Heavy-handed gun laws and a culture disapproving of gun ownership put citizens in a vulnerable position during the door-to-door search for Boston Marathon bombing suspect Dzhokhar Tsarnaev last month, NRA Chief Executive Wayne LaPierre said on Saturday.

“How many Bostonians wished they had a gun two weeks ago?” LaPierre asked in a speech at the National Rifle Association’s annual convention in Houston.

“Residents were imprisoned behind the locked doors of their own home, a terrorist with bombs and guns just outside,” LaPierre said, referring to the police search in the Boston suburb of Watertown.

Reiterating a theme from earlier speakers, he said law-abiding gun owners were under attack through government moves to control gun ownership, despite the need for self-protection.

“Lying in wait right now is a terrorist, a deranged school shooter, a kidnapper, a rapist, a murderer, waiting and planning and plotting in every community across our country, lying in wait right now,” LaPierre said.

“No amount of political schemes, congressional legislation, presidential commissions or media round tables will ever change that inevitable reality.”

The convention is the first national gathering of members since last year’s high-profile shooting sprees at a theater in Aurora, Colorado, and Sandy Hook Elementary School in Newtown, Connecticut.

It also comes less than a month after the U.S. Senate voted down a measure to expand background checks for gun buyers, a step favored by U.S. President Barack Obama and most Americans.

An online Reuters/Ipsos poll released in January showed that 86 percent of those surveyed favored expanded background checks of all gun buyers.

A CBS News/New York Times poll released on Wednesday showed that 88 percent support background checks for all gun buyers and that 59 percent are disappointed or angry about the Senate vote.

Several demonstrations in support of stricter gun control took place across the street from the convention center.

Speakers lambasted Obama, Vice President Joe Biden, U.S. Senator Dianne Feinstein and New York Mayor Michael Bloomberg, among others.

LaPierre announced that the NRA had reached 5 million members, increasing by 1 million since December after the Newtown shooting.
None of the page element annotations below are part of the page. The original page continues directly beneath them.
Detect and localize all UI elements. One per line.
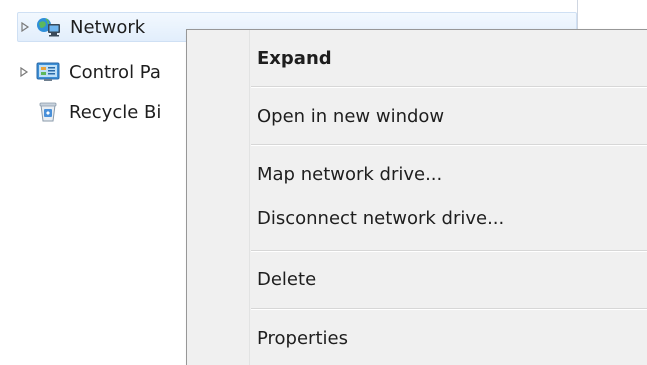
- expand-arrow-icon[interactable]: [17, 65, 31, 79]
- menu-separator: [251, 308, 647, 310]
- menu-separator: [251, 250, 647, 252]
- tree-item-label: Network: [70, 16, 146, 38]
- tree-item-label: Recycle Bi: [69, 101, 162, 123]
- network-icon: [36, 16, 62, 38]
- menu-item-properties[interactable]: Properties: [187, 322, 647, 354]
- tree-item-recycle-bin[interactable]: Recycle Bi: [17, 97, 161, 127]
- menu-separator: [251, 144, 647, 146]
- recycle-bin-icon: [35, 101, 61, 123]
- menu-item-disconnect-network-drive[interactable]: Disconnect network drive...: [187, 202, 647, 234]
- menu-item-map-network-drive[interactable]: Map network drive...: [187, 158, 647, 190]
- menu-separator: [251, 86, 647, 88]
- expand-arrow-icon[interactable]: [18, 20, 32, 34]
- menu-item-delete[interactable]: Delete: [187, 263, 647, 295]
- tree-item-label: Control Pa: [69, 61, 161, 83]
- menu-item-expand[interactable]: Expand: [187, 42, 647, 74]
- menu-item-open-in-new-window[interactable]: Open in new window: [187, 100, 647, 132]
- menu-gutter-divider: [249, 30, 250, 365]
- context-menu: Expand Open in new window Map network dr…: [186, 29, 647, 365]
- tree-item-control-panel[interactable]: Control Pa: [17, 57, 161, 87]
- control-panel-icon: [35, 61, 61, 83]
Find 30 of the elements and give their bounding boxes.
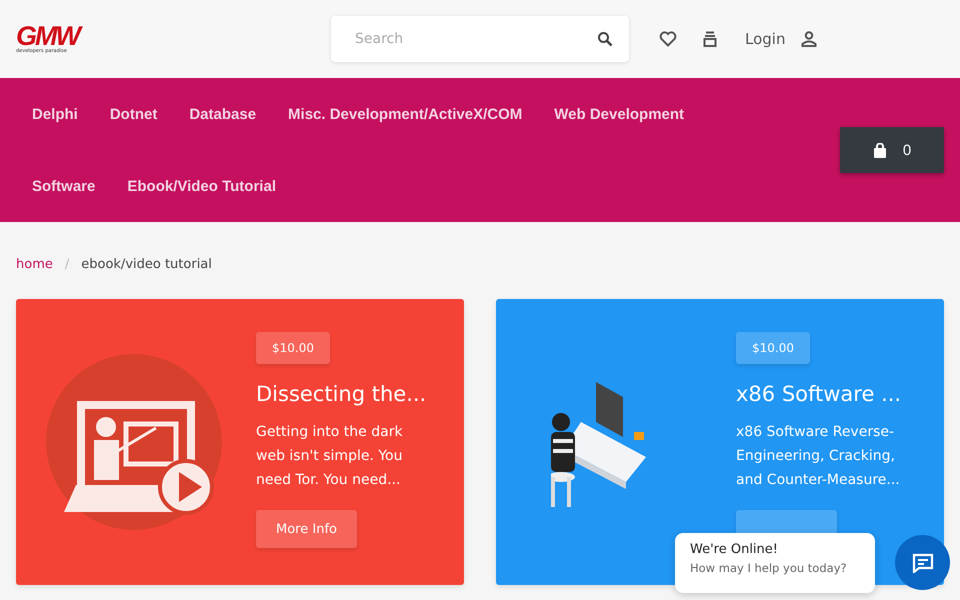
stack-icon[interactable] bbox=[703, 31, 717, 47]
nav-link[interactable]: Dotnet bbox=[94, 78, 174, 150]
chat-subtitle: How may I help you today? bbox=[690, 561, 848, 575]
chat-title: We're Online! bbox=[690, 542, 779, 557]
search-icon[interactable] bbox=[597, 31, 613, 47]
logo[interactable]: GMW bbox=[16, 24, 79, 48]
breadcrumb-link[interactable]: home bbox=[16, 256, 53, 272]
login-link[interactable]: Login bbox=[745, 30, 786, 48]
breadcrumb-current: ebook/video tutorial bbox=[81, 256, 212, 272]
chat-icon bbox=[912, 552, 934, 572]
user-icon[interactable] bbox=[801, 31, 818, 47]
cart-button[interactable]: 0 bbox=[840, 127, 944, 173]
search-field[interactable]: Search bbox=[331, 16, 629, 62]
nav-link[interactable]: Database bbox=[173, 78, 272, 150]
nav-link[interactable]: Delphi bbox=[16, 78, 94, 150]
heart-icon[interactable] bbox=[659, 31, 677, 47]
product-title[interactable]: Dissecting the... bbox=[256, 382, 448, 406]
nav-link[interactable]: Misc. Development/ActiveX/COM bbox=[272, 78, 538, 150]
product-description: Getting into the dark web isn't simple. You need Tor. You need... bbox=[256, 423, 404, 490]
product-description: x86 Software Reverse-Engineering, Cracking, and Counter-Measure... bbox=[736, 423, 901, 490]
chat-popup[interactable]: We're Online! How may I help you today? bbox=[675, 533, 875, 593]
price-badge: $10.00 bbox=[736, 332, 810, 364]
breadcrumb-separator: / bbox=[64, 256, 70, 272]
more-info-button[interactable]: More Info bbox=[256, 510, 357, 548]
bag-icon bbox=[872, 142, 887, 158]
nav-link[interactable]: Web Development bbox=[538, 78, 700, 150]
product-title[interactable]: x86 Software ... bbox=[736, 382, 928, 406]
price-badge: $10.00 bbox=[256, 332, 330, 364]
nav-link[interactable]: Ebook/Video Tutorial bbox=[111, 150, 292, 222]
nav-link[interactable]: Software bbox=[16, 150, 112, 222]
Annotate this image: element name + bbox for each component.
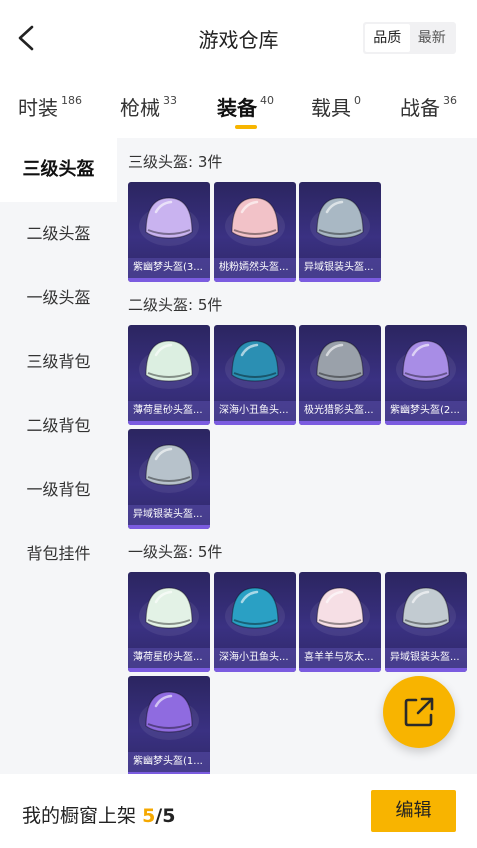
item-name: 深海小丑鱼头... bbox=[214, 648, 296, 668]
helmet-icon bbox=[139, 587, 199, 636]
helmet-icon bbox=[310, 587, 370, 636]
item-card[interactable]: 紫幽梦头盔(2... bbox=[385, 325, 467, 425]
item-card[interactable]: 异域银装头盔... bbox=[385, 572, 467, 672]
tab-label: 载具 bbox=[311, 96, 351, 120]
tab-count: 33 bbox=[163, 94, 177, 107]
tab-label: 装备 bbox=[217, 96, 257, 120]
helmet-icon bbox=[139, 340, 199, 389]
item-card[interactable]: 异域银装头盔... bbox=[128, 429, 210, 529]
share-button[interactable] bbox=[383, 676, 455, 748]
tab-count: 36 bbox=[443, 94, 457, 107]
sidebar-item-backpack-pendant[interactable]: 背包挂件 bbox=[0, 522, 117, 586]
helmet-icon bbox=[225, 587, 285, 636]
showcase-label: 我的橱窗上架 bbox=[22, 805, 137, 827]
helmet-icon bbox=[139, 691, 199, 740]
helmet-icon bbox=[396, 587, 456, 636]
showcase-current-count: 5 bbox=[142, 805, 156, 827]
section-title: 二级头盔: 5件 bbox=[128, 296, 223, 314]
section-title: 三级头盔: 3件 bbox=[128, 153, 223, 171]
sidebar: 三级头盔 二级头盔 一级头盔 三级背包 二级背包 一级背包 背包挂件 bbox=[0, 138, 117, 774]
rarity-bar bbox=[385, 421, 467, 425]
section-title: 一级头盔: 5件 bbox=[128, 543, 223, 561]
rarity-bar bbox=[128, 278, 210, 282]
item-card[interactable]: 喜羊羊与灰太... bbox=[299, 572, 381, 672]
rarity-bar bbox=[299, 421, 381, 425]
rarity-bar bbox=[299, 668, 381, 672]
sort-quality-button[interactable]: 品质 bbox=[365, 24, 410, 52]
helmet-icon bbox=[139, 444, 199, 493]
tab-equipment[interactable]: 装备 40 bbox=[217, 92, 274, 121]
helmet-icon bbox=[225, 340, 285, 389]
edit-button[interactable]: 编辑 bbox=[371, 790, 456, 832]
item-card[interactable]: 极光猎影头盔... bbox=[299, 325, 381, 425]
sidebar-item-level3-helmet[interactable]: 三级头盔 bbox=[0, 138, 117, 202]
helmet-icon bbox=[310, 340, 370, 389]
sidebar-item-level2-helmet[interactable]: 二级头盔 bbox=[0, 202, 117, 266]
item-name: 异域银装头盔... bbox=[385, 648, 467, 668]
tab-firearms[interactable]: 枪械 33 bbox=[120, 92, 177, 121]
item-name: 紫幽梦头盔(2... bbox=[385, 401, 467, 421]
item-card[interactable]: 薄荷星砂头盔... bbox=[128, 325, 210, 425]
item-name: 深海小丑鱼头... bbox=[214, 401, 296, 421]
item-name: 紫幽梦头盔(3... bbox=[128, 258, 210, 278]
helmet-icon bbox=[310, 197, 370, 246]
sort-latest-button[interactable]: 最新 bbox=[410, 24, 455, 52]
tab-label: 时装 bbox=[18, 96, 58, 120]
tab-vehicles[interactable]: 载具 0 bbox=[311, 92, 361, 121]
tab-count: 40 bbox=[260, 94, 274, 107]
item-name: 异域银装头盔... bbox=[128, 505, 210, 525]
helmet-icon bbox=[139, 197, 199, 246]
item-name: 薄荷星砂头盔... bbox=[128, 401, 210, 421]
showcase-status: 我的橱窗上架 5/5 bbox=[22, 801, 175, 828]
rarity-bar bbox=[214, 278, 296, 282]
header: 游戏仓库 品质 最新 bbox=[0, 0, 477, 76]
rarity-bar bbox=[128, 668, 210, 672]
active-tab-indicator bbox=[235, 125, 257, 129]
rarity-bar bbox=[214, 668, 296, 672]
tab-count: 0 bbox=[354, 94, 361, 107]
rarity-bar bbox=[299, 278, 381, 282]
item-card[interactable]: 薄荷星砂头盔... bbox=[128, 572, 210, 672]
item-card[interactable]: 深海小丑鱼头... bbox=[214, 325, 296, 425]
rarity-bar bbox=[385, 668, 467, 672]
tab-label: 枪械 bbox=[120, 96, 160, 120]
rarity-bar bbox=[214, 421, 296, 425]
helmet-icon bbox=[225, 197, 285, 246]
item-card[interactable]: 桃粉嫣然头盔... bbox=[214, 182, 296, 282]
item-name: 异域银装头盔... bbox=[299, 258, 381, 278]
sidebar-item-level1-helmet[interactable]: 一级头盔 bbox=[0, 266, 117, 330]
tab-label: 战备 bbox=[400, 96, 440, 120]
sidebar-item-level2-backpack[interactable]: 二级背包 bbox=[0, 394, 117, 458]
item-card[interactable]: 异域银装头盔... bbox=[299, 182, 381, 282]
tab-battle-gear[interactable]: 战备 36 bbox=[400, 92, 457, 121]
tab-count: 186 bbox=[61, 94, 82, 107]
external-link-icon bbox=[404, 697, 434, 727]
rarity-bar bbox=[128, 525, 210, 529]
showcase-bar: 我的橱窗上架 5/5 编辑 bbox=[0, 774, 477, 848]
item-name: 极光猎影头盔... bbox=[299, 401, 381, 421]
item-card[interactable]: 深海小丑鱼头... bbox=[214, 572, 296, 672]
item-card[interactable]: 紫幽梦头盔(3... bbox=[128, 182, 210, 282]
tab-fashion[interactable]: 时装 186 bbox=[18, 92, 82, 121]
item-name: 紫幽梦头盔(1... bbox=[128, 752, 210, 772]
showcase-total-count: 5 bbox=[162, 805, 176, 827]
sidebar-item-level3-backpack[interactable]: 三级背包 bbox=[0, 330, 117, 394]
sidebar-item-level1-backpack[interactable]: 一级背包 bbox=[0, 458, 117, 522]
rarity-bar bbox=[128, 421, 210, 425]
item-name: 桃粉嫣然头盔... bbox=[214, 258, 296, 278]
item-name: 薄荷星砂头盔... bbox=[128, 648, 210, 668]
helmet-icon bbox=[396, 340, 456, 389]
item-name: 喜羊羊与灰太... bbox=[299, 648, 381, 668]
item-card[interactable]: 紫幽梦头盔(1... bbox=[128, 676, 210, 776]
sort-toggle: 品质 最新 bbox=[363, 22, 456, 54]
NRA First Vice President Jim Porter told members that the background-check proposal would have made criminals out of honest gun owners.

“Selling a gun to a good neighbor, just like you would do today, becomes a felony, and the government takes your guns,” he said.

Porter, who is expected to be voted in as the NRA’s next president by board members on Monday, highlighted the role of the rank-and-file in the fierce political battle over guns.

“That family, our family encompasses tens of millions of Americans. We are the vanguard of those citizens. The gun lobby – that’s you,” he said. “With our liberties at stake, we trump the billionaires, the media and the politicians every time.”

‘THAT’S A BABY’

On Friday and Saturday, a group gathered outside the center to read aloud the names of people who had died from gun violence in the United States since the Sandy Hook massacre in December.

Austin resident Heather Ross said on Saturday morning that she had been there since 7 a.m. on Friday.

“It’s really intense to read these names because a few of them on there are zero or 1 years old, and that’s hard. That’s a baby,” Ross said.

“Then when you read one that’s your age, or your sibling’s age, or you read all the names (of people who died) on your mother’s birthday – that’s very impactful and you go through it a little bit slower.”

A group called Moms Demand Action for Gun Sense in America gathered signatures and messages on large signs set to be delivered to U.S. Senators Ted Cruz and John Cornyn of Texas.

They held a photo session on Saturday with some former Harlem Globetrotters and former NBA players and broadcaster Steve “Snapper” Jones to bring attention to children who were shot and killed.

Another group, Texans for Smart Gun Regulation, organized a protest in front of the convention center Saturday afternoon.

Occupy the NRA, organized by Aaron Black, an unofficial spokesman for last year’s Occupy Wall Street protesters, held a news conference on Saturday morning to “say yes to guns and no to the NRA.”

“I’m tired of watching our democracy being hijacked by these guys,” Black said. “It’s time for people to stand in front of this issue and not just send email petitions around.”

NRA organizers expected 70,000 people at the three-day convention, which ends on Sunday. Saturday’s events also included a sold-out “Stand Up and Fight Rally” featuring conservative TV and radio personality Glenn Beck.